National security adviser Jake Sullivan, speaking at the World Economic Forum in Davos, said Biden is “laser focused” on having Congress ultimately pass a national security supplemental package that would provide an estimated $60 billion to support Ukraine’s defensive war against Russia.

“We’ve got to be able to deliver the necessary resources to Ukraine for the weapons that it needs to be able to achieve the results that it needs, and that requires mobilizing the bipartisan support we have in both the House and Senate, converting that into actual votes for the money,” Sullivan said.

“President Biden is absolutely laser focused on that. We are seeking to get that done in the coming weeks. And in fact, I continue to believe and express confidence that we will, you know, after a lot of twists and turns, ultimately get there.”

The comments come as Speaker Mike Johnson (R-La.) has signaled that a border deal negotiated in the Senate will not pass in the House. A number of hard-line House Republicans have said they will not accept anything short of H.R.2., a bill that would restore a number of Trump-era border polices.

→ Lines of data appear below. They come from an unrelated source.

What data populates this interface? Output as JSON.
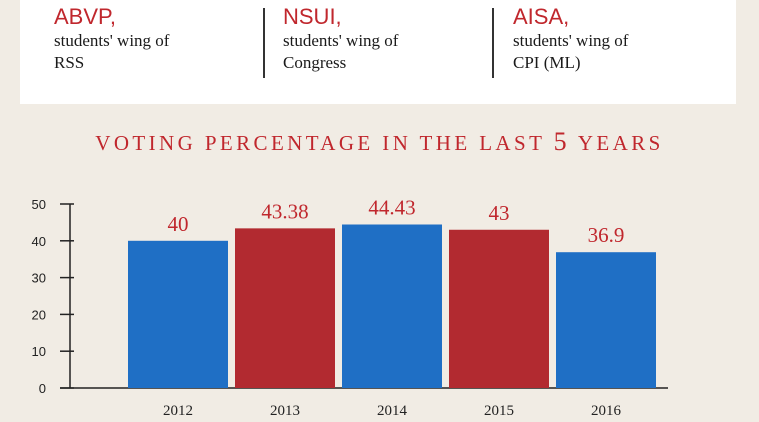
{
  "header": {
    "parties": [
      {
        "name": "ABVP,",
        "desc_line1": "students' wing of",
        "desc_line2": "RSS"
      },
      {
        "name": "NSUI,",
        "desc_line1": "students' wing of",
        "desc_line2": "Congress"
      },
      {
        "name": "AISA,",
        "desc_line1": "students' wing of",
        "desc_line2": "CPI (ML)"
      }
    ]
  },
  "heading": {
    "text_before": "VOTING PERCENTAGE IN THE LAST ",
    "number": "5",
    "text_after": " YEARS"
  },
  "colors": {
    "blue": "#1f6fc5",
    "red": "#b22a30",
    "accent_text": "#c0272d"
  },
  "chart_data": {
    "type": "bar",
    "title": "VOTING PERCENTAGE IN THE LAST 5 YEARS",
    "categories": [
      "2012",
      "2013",
      "2014",
      "2015",
      "2016"
    ],
    "values": [
      40,
      43.38,
      44.43,
      43,
      36.9
    ],
    "value_labels": [
      "40",
      "43.38",
      "44.43",
      "43",
      "36.9"
    ],
    "bar_colors": [
      "#1f6fc5",
      "#b22a30",
      "#1f6fc5",
      "#b22a30",
      "#1f6fc5"
    ],
    "ylim": [
      0,
      50
    ],
    "yticks": [
      0,
      10,
      20,
      30,
      40,
      50
    ],
    "xlabel": "",
    "ylabel": "",
    "grid": false,
    "legend": "none"
  }
}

Sullivan met earlier on Tuesday with Ukrainian President Volodymyr Zelensky, who also addressed the international forum, where the wartime leader sought to rally global support to help Ukraine push Russia out of its territory and hold it accountable for launching the full-scale invasion in February 2022.

The U.S. has about $4 billion left in its pot of aid for Ukraine, but drawing on that money would deplete American defense stockpiles without the guarantee of refilling it. Biden has linked aid for Ukraine to other national security priorities, including money for Israel, Taiwan and changes to U.S. policy at the southern border, in a more than $100 billion national security supplemental package.

While the majority of Republicans and Democrats support additional assistance for Ukraine, GOP lawmakers have refused to vote on the supplemental without major changes to immigration policy, after Biden tied the issues together in his supplemental request.